Potete utilizzare la presa USB e mentre aspettate ricaricare il vostro telefono.
Il Comune avvisa che entro la fine dell’anno la rete sarà completata.
Se siete poi curiosi di sapere il costo, sarà di circa € 85.000 + IVA per ogni pensilina, dobbiamo però considerare il ricavato con la pubblicità con i video sui pannelli.
Altra bella notizia, non serve il biglietto sul bus ma potete pagare con le vostre carte. Io che uso “I mezzi” come dicono a Roma, e li uso praticamente ogni giorno, sono soddisfatta.
Altro consiglio, scaricate l’app Citymapper e non avrete problemi di spostamenti oraticamente nelle più importanti città in Europa e nel mondo!
Dopo gli autobus, grandi cambiamenti anche per le fermate della metro, ormai abbiamo capito l’importanza delle stazioni e quelle che ahnno aperto a dicembre, Colosseo e Porta Metronia valgono una visita anche se non dobbiamo andare da quelle parti, infatti la nostra “Lampadina” appena aprirà la caserma romana organizzerà la visita!
Consideriamo la grande idea che ha avuto Napoli con le sue stazioni metro, hanno ta l’altro vinto un premio per la più bella in Europa dopo quella di Mosca.
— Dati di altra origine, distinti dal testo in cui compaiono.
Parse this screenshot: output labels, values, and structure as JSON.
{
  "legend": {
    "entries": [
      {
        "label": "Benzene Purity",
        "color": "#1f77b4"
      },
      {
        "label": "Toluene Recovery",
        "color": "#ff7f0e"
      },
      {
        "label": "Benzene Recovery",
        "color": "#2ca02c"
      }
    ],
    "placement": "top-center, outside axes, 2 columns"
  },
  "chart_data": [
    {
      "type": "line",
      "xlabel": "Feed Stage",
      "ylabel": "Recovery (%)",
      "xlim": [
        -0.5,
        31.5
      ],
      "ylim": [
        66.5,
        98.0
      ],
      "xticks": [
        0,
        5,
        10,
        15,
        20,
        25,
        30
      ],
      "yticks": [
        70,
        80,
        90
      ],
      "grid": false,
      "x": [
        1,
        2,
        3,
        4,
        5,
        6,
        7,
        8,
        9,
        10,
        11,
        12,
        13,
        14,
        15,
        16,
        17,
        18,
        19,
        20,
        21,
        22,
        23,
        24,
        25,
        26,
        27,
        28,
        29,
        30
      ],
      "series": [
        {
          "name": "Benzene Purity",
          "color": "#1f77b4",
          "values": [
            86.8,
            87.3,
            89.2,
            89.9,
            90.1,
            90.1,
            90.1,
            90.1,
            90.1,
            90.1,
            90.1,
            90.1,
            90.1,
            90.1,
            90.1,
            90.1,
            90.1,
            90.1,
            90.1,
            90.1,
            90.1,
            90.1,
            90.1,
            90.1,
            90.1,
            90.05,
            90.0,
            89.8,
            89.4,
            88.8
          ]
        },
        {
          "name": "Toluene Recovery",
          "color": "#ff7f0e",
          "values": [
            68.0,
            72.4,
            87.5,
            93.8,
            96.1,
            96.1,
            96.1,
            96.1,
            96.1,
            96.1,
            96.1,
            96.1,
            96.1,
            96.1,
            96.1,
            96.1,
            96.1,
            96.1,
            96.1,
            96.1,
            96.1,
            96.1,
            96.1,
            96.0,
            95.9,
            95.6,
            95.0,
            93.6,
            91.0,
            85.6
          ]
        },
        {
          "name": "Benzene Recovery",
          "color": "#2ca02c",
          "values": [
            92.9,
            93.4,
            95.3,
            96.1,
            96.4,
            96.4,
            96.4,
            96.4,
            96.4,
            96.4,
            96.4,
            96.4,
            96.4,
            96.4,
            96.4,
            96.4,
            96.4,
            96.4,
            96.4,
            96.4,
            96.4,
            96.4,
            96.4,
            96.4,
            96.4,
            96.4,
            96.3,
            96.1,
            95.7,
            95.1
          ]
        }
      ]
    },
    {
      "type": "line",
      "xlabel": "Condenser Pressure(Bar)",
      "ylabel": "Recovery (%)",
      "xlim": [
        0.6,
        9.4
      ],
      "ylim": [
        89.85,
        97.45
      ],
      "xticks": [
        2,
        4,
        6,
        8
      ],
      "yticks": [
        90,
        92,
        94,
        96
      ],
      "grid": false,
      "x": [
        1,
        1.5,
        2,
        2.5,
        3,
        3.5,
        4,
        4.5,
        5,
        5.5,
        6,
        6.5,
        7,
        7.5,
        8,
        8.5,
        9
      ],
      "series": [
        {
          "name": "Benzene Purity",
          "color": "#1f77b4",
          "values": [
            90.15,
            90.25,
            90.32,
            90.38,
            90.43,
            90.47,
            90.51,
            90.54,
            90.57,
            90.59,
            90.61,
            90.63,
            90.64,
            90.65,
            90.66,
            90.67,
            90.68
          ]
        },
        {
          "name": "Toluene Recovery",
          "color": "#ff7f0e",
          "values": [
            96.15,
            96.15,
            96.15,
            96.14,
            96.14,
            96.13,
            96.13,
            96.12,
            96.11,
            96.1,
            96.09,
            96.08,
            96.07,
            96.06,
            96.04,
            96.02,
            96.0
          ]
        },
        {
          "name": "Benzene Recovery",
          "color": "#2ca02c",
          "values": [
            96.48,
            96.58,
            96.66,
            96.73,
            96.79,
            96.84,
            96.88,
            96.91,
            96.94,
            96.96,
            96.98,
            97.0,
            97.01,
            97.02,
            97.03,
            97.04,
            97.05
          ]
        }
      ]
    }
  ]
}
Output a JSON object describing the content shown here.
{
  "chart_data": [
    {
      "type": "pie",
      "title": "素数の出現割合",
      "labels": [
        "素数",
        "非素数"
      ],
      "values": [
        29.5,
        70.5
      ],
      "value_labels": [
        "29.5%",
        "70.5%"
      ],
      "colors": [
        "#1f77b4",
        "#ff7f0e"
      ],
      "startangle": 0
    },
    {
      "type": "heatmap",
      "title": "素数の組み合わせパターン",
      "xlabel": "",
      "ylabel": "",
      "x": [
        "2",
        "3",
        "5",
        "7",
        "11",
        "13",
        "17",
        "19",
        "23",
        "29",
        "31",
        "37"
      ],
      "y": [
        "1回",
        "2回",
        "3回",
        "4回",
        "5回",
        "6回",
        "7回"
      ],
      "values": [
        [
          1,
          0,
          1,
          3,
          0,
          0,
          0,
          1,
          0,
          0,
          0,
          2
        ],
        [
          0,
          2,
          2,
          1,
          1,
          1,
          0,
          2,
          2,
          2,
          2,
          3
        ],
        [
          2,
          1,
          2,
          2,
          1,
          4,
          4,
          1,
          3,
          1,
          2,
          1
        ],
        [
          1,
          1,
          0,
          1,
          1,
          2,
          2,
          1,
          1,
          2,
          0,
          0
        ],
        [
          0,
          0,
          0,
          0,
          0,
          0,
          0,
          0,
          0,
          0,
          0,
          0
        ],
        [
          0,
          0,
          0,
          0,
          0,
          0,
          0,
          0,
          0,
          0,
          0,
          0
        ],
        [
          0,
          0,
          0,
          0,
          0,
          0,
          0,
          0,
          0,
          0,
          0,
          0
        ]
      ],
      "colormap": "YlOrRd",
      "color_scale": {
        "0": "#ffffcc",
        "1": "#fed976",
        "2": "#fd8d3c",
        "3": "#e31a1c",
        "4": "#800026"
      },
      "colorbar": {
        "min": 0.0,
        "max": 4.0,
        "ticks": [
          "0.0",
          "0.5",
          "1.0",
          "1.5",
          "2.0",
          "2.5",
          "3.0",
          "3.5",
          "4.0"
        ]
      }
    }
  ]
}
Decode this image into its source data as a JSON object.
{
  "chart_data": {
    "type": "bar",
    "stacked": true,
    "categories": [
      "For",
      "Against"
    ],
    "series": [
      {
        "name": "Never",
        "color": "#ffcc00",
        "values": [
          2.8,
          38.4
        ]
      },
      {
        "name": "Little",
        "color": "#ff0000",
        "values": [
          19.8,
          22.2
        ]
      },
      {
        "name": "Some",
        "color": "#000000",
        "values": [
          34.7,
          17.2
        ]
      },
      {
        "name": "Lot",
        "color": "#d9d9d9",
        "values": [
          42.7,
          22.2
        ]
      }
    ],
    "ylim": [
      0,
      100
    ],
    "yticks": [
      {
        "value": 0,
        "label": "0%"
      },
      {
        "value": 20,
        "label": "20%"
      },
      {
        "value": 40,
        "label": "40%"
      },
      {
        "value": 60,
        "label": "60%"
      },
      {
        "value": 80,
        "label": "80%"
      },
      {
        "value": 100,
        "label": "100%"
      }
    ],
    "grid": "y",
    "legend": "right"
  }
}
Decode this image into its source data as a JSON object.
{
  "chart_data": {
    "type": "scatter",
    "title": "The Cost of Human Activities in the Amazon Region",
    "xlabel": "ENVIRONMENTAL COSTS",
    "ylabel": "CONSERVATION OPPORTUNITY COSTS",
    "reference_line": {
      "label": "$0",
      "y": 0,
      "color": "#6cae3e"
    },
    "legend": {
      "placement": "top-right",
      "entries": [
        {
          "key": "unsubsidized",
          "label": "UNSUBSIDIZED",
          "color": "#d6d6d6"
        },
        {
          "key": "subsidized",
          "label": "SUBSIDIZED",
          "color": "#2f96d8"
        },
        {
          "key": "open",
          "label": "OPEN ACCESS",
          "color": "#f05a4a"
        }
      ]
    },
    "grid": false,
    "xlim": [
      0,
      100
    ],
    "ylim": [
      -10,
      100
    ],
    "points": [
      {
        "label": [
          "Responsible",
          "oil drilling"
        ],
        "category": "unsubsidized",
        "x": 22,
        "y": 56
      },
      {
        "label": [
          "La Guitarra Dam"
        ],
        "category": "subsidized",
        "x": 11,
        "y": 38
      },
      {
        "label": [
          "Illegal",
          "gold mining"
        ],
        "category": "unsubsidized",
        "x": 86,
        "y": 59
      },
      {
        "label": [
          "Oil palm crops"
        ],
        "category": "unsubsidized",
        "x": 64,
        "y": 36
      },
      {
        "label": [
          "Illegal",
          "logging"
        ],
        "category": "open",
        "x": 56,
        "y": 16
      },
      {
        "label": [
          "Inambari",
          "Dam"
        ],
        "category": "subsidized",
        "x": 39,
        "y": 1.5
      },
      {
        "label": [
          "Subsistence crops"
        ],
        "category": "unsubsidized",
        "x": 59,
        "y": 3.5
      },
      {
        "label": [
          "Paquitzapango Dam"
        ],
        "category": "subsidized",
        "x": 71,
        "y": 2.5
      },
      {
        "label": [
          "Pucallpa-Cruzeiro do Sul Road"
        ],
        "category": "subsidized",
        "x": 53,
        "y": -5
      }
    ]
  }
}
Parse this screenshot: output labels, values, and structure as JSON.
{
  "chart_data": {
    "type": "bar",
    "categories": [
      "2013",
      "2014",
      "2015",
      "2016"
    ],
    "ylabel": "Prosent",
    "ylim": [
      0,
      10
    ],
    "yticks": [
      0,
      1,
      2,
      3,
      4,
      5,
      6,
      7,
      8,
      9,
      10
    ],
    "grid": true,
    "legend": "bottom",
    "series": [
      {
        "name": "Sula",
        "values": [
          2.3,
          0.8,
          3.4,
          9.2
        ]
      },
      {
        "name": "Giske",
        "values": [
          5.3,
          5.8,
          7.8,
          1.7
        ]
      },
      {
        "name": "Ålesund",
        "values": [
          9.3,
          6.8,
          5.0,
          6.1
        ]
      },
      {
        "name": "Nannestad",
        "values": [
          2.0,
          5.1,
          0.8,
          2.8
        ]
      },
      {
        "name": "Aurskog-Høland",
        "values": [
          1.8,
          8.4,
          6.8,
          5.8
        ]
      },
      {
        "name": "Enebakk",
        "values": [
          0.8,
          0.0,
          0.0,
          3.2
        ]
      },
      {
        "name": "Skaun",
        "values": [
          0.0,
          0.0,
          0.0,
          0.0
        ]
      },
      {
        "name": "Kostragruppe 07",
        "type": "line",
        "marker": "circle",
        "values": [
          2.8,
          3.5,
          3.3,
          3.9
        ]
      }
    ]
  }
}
Unico grande neo, dovremo aspettare anni che apra la stazione di piazza venezia, si prevede tra il 2032 e il 2035, e si sono inventati, per non farci troppo arrabbiare, di chiamare artisti che creino opere per coprire i grandi silos, un progetto di mitigazione visiva del cantiere della Stazione Venezia di Metro C. Il progetto MURALES si avvale della partecipazione di sei artisti italiani di fama internazionale, scelti da un Comitato Scientifico composto dai rappresentanti delle principali istituzioni culturali romane: la Galleria Nazionale d’Arte Moderna, il MAXXI, il Palazzo delle Esposizioni e la Galleria Borghese. La curatela del progetto è affidata a Spazio Taverna. Ha iniziato Pietro Ruffo con “Le costellazioni di Roma”, poi Marinella Senatore con “Ci eleviamo sollevando gli altri”, poi Elisabetta Benassi con “Tools” e altri tre artisti seguiranno, ogni murales dura qualche mese e viene poi sostituito.
Altra bella notizia: avete visto che noi romani non paghiamo più l’ingresso nei musei del Comune?